En önemlisi bu sanırım. Proletarya diktatörlüğü nedir. Ama bu en önemli konuyu en sona almak istiyorum.
İkincisi Stalin bir sosyalist değil, bir karşı-devrimcidir.
Stalin hakkında fazla bir polemiğe girmeyeceğim. Pratikte olumsuz yıkımlarının yanında belki olumlu katkıları olmuştur ama kendisinin felsefi açıdan fazla bir önemi olduğunu düşünmüyorum.

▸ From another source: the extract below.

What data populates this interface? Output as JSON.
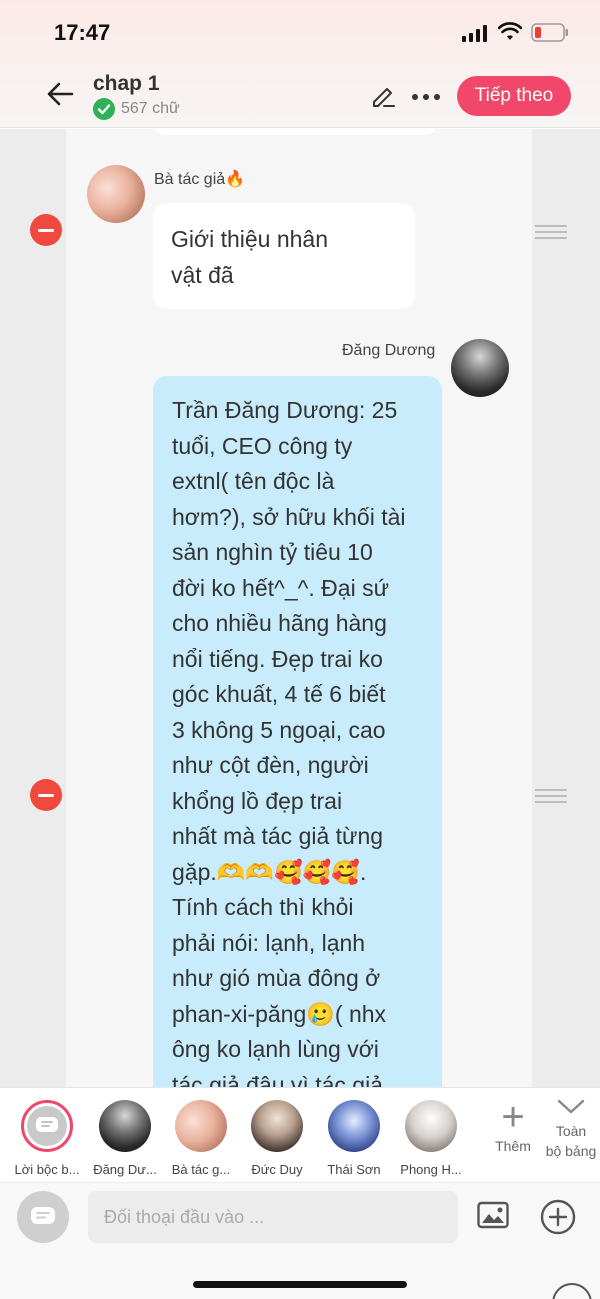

Üçüncüsü ise kapitalizm proletaryayı tasfiye etmiyor. Sadece el emeğini azaltarak kafa emeğinin ön plana çıkmasını sağlıyor. Bunun nedeni makineleşmeyle birlikte el emeğine olan gereksinimin azalmasıdır. Ama sizlerin deyimiyle "beyaz yakalılar" da birer işçidir.
Evet beyaz yakalılar da işçidir. Ancak, beyaz yakalılar tarif edildiği gibi;
1. "zincirlerinden başka kaybedecek şeyleri olmayan" proleterler değildir,
2. Sizin dediğiniz gibi genelde "kafa emeğiyle" çalışırlar "kol emeğiyle değil,
3. Beyaz yakalıların güçleri kafalarından gelmektedir, kollarından değil.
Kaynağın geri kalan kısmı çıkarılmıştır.